Veniva sollevato il velo su una proprietà sconvolgente: l’interconnessione quantistica tra enti spazialmente separati. Era proprio quello che Einstein rigettava: qualche anno prima, in una lettera all’amico e collega Max Born si era sfogato definendola «una fantasmatica azione a distanza» (nel suo colorito tedesco spukhafte Fernwirkungen). Di cosa si tratta? Vediamo un esempio.
Consideriamo due micro-particelle che emergono come frammenti di disintegrazione di una particella composta. I due frammenti si allontanano l’uno dall’altro in direzioni e velocità opposte. Ogni particella è dotata di un momento angolare intrinseco detto spin, indipendente dal suo moto spaziale, che può visualizzarsi come quello di una microscopica trottola rotante attorno al suo asse con un determinato verso di rotazione (“spin su”) oppure con il verso opposto (“spin giù”).
La conservazione del momento angolare, inizialmente nullo, impone che se una particella ha lo spin in una direzione, p. es. “spin su”, l’altra ha lo spin nella direzione opposta, cioè “spin giù” e viceversa. Le due particelle non si possono quindi considerare come indipendenti, ma sono interconnesse da una reciproca correlazione che persiste nonostante la separazione spaziale. Esperimenti sempre più precisi e diversificati, su coppie di protoni o di fotoni polarizzati, hanno provato questa correlazione anche per separazioni macroscopiche: in un esperimento con coppie di fotoni la loro correlazione è stata verificata su una distanza di quindici chilometri. Gli esperimenti sono stati estesi a terne di particelle e così via.

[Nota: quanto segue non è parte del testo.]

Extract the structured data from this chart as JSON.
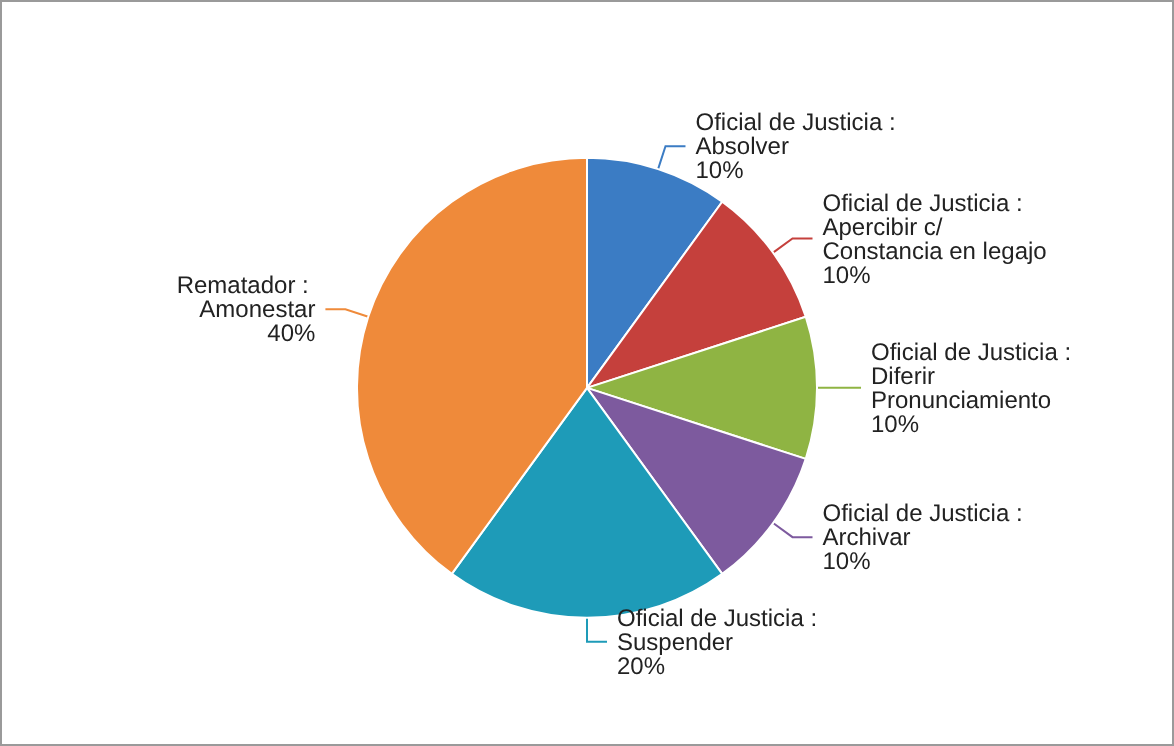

Questo legame, non attribuibile ad alcuna tra le forze conosciute (o sconosciute, come sperava Einstein), è una manifestazione di intreccio quantistico (quantum entanglement). Dal punto di vista teorico si tratta di una proprietà peculiare della MQ che si manifesta quando si considera un sistema composto, cioè almeno due enti microscopici. Con una visione molto originale, la MQ non rappresenta un singolo ente microscopico come determinato, ma come un insieme di potenzialità: come per esempio lo “spin su” e lo “spin giù”. Solo quando un ente microscopico entra in rapporto con un altro ente queste potenzialità vengono chiamate dalla penombra dell’essere alla luce della realtà esistente, anche se questo evento ammette solo un definizione probabilistica.
Quando si considera un sistema composito di due o più enti, ne risulta un ente molto più ricco, in quanto tutte le potenzialità si moltiplicano tra loro in un intreccio inestricabile, generando un ente irriducibile alle sue parti componenti. La considerazione delle parti come enti semplicemente giustapposti, separabili nelle loro individualità, rappresenta un enorme riduzione e incomprensione delle potenzialità del sistema complessivo. Da questo punto di vista l’universo già nella sua intima struttura si rivela come indiviso.